Six months from that run, I would finish my second marathon in Baltimore. I struggled through with a painful freshman 20, and a list of four other state marathons I still wanted to do. I had never heard of the 50 state challenge, didn’t know if it existed, but I wanted it. My brother told me once that the key to life is to read new things, go new places, and meet new people. Touring around the US and meeting runners seemed as good a way as any to knock out two of those tenets. And from that day to this, my challenge has always held a place in the front of my mind. Some days it is in that obsessive part; the one that still times every split, and convinces myself that an extra mile in the dark on ice is a good idea. Other days it lives in that part that reminds me that there are men and women over 100 still running, and I could accomplish this challenge over fifty years.

So here we are, still at the starting line, with the finishing tape not yet in sight. Feel your already leaden legs? And that weight drop in your stomach? The one that tells you to pee, regardless of how many times you’ve already gone? Embrace it! This is how I feel at the start of every run, knowing how many thousands of miles are ahead, and knowing how lucky I am to have them all still to go.

First Steps

Do you remember when you were a child and you would dream of something that in the deepest places of your mind you thought might actually come true? For me this was being a Dalmatian named Purdy, who was also a dog princess. I am now 22 years on from that dream, although undeniably that would still be an amazing turn of events in my life, but at eighteen I decided to do something that, at the time, seemed just as likely to happen as morphing into  dog. I decided to take on the 50 State Marathon Challenge (51 counting DC), despite taking up recreational jogging only months earlier.

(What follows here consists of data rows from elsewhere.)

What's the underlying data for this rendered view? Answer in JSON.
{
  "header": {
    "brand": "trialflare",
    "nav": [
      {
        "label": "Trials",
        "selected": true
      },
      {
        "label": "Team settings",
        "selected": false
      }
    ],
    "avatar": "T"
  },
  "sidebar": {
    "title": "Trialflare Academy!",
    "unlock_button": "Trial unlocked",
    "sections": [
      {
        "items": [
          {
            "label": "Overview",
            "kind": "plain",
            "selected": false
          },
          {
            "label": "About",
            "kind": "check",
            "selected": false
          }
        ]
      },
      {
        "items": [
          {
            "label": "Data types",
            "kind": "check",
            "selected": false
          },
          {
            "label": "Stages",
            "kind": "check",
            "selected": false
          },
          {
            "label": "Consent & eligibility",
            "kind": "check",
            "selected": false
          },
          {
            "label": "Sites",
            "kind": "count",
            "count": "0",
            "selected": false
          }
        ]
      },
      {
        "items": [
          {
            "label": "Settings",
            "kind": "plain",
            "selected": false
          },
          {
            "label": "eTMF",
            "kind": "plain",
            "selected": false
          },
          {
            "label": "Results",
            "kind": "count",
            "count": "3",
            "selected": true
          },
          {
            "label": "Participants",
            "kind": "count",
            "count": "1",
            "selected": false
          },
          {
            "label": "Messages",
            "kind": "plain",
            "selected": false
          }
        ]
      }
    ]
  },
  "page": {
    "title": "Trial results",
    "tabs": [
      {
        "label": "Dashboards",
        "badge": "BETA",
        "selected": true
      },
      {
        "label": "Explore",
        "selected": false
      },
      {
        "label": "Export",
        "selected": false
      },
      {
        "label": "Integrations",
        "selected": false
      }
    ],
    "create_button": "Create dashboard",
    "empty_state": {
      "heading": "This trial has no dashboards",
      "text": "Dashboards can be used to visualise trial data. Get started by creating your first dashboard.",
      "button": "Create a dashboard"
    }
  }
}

As a Supply Chain major, I should have considered such basic things as transportation costs, car and hotel logistics, and the fact that I didn’t actually like running; but when you are newly eighteen little matters compared to the loads of likes you could potentially rack up on Facebook. So twelve marathons into this journey, I’m going to share the lessons I’ve learned so far, some that will go beyond hip flexor stretches, sports nutrition, and sports bra chaffing. From long training runs that give you the time and peace of mind to quit a job, countless miles of inane subjects with best friends, late night sprints to manage anxiety over unknown futures, tempo runs after fantastic but exhausting days, and a million excuses not to run today.

Welcome to this road, which does not have a foreseeable end, and I look forward to racking up miles with you!